Logistics play a huge role in how best to film an event. The size of the room and how it will be configured will help dictate where the cameraman should be stationed.  If the crowd is large or the speaker isn’t going to be on a stage well above the level of the crowd, you may need to consider a long lens and/or putting the camera on a riser to give it an unobstructed view. Will you need to capture audio and video of Q&A sessions with the audience?  Will you be able to tap into the house audio system?  If you’ll be filming in a room with windows, the how will the light in the room change as the event takes place?  Do you want a complete video record of the event (or each main speaker at a conference), or is your goal to capture general highlights?  Paint as complete a picture as you can of the event, the venue and your video goals so that the crew will know what to expect.

Logistics can help shape the size and make-up of the crew as well.  If the venue is difficult to load into and out of for instance, the crew may want to bring a PA to help move gear around.  Your crew and gear needs may change if the crew needs to move quickly from place to place within the venue or cover events in two locations at once.  Panel discussions might require multiple cameras for adequate coverage, depending upon the kind of video you’re trying to make.

The scheduling of your event is important to consider as well.
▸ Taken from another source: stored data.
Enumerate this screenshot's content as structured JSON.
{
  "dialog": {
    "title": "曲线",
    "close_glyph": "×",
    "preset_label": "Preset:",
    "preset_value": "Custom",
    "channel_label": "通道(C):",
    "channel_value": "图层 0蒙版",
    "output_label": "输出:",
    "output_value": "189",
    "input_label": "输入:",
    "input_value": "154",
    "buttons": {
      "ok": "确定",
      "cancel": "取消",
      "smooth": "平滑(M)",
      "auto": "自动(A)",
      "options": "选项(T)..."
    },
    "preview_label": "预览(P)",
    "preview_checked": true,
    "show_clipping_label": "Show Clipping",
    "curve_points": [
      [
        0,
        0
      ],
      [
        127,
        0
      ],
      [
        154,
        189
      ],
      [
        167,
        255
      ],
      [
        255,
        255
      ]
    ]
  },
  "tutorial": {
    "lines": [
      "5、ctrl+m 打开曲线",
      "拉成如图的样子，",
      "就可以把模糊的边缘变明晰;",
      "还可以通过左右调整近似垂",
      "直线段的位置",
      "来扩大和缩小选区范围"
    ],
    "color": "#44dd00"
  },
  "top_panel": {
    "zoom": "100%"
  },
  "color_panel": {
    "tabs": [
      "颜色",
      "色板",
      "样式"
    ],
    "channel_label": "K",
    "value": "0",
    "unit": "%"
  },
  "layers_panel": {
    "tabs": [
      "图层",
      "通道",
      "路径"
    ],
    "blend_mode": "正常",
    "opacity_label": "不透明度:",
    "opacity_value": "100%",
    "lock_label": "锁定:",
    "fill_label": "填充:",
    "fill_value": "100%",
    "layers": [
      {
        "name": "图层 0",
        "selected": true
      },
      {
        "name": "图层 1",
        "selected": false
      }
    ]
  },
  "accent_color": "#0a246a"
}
Full day crews typically work a 10 hour day (not including a break for lunch) measured from the time they arrive at the venue to the time they leave, provided they do not have significant travel time to account for.  If you’re planning to film a conference that starts with a keynote speaker at 9am and ends with a cocktail party at 7pm and you want the crew to film a little at each event throughout the day, you’ll need to plan for overtime. Make sure the crew has enough time to break down gear, move it, and set it up again if they’ll be moving between rooms.  If you’re filming an event that takes place solidly in the morning (8am to noon for instance) or solidly in the afternoon (1pm on) you may be able to save money by covering your event with a half-day crew.


Sometimes a crew just needs someone greet them when they arrive, show them where to set up and an on-site contact to handle any questions that arise.  Other times, it can help to hire a Producer to guide the crew during filming.  If the crew needs to move from place to place rapidly, a Producer can move ahead to scout the next location while the camera and sound people are breaking down and moving gear. He or she can help keep the crew on schedule, too.  Perhaps you’d like to gather man-on-the-street interviews with attendees to get their reactions to your great event. The Producer can help prep thoughtful questions and can help flag people down for the interviews while the crew deals with their gear.  Sometimes clients can provide a person to fill this Producer role and sometimes it makes sense to outsource that job to a Producer.  The goal is to give the crew the best support possible thereby giving you great footage to work with.  

Most importantly, be clear about your goals for the finished video footage. Every scenario will present different questions and therefore different suggestions. If you need to produce a full-length video of a person giving a PowerPoint presentation, you’ll have different things to consider than if your goal is to cut together a peppy highlight reel of attendees enjoying a wide variety of events over the course of a few days.  In general, share as much information as you can about your event and your goals for the video and you’ll be on the right path.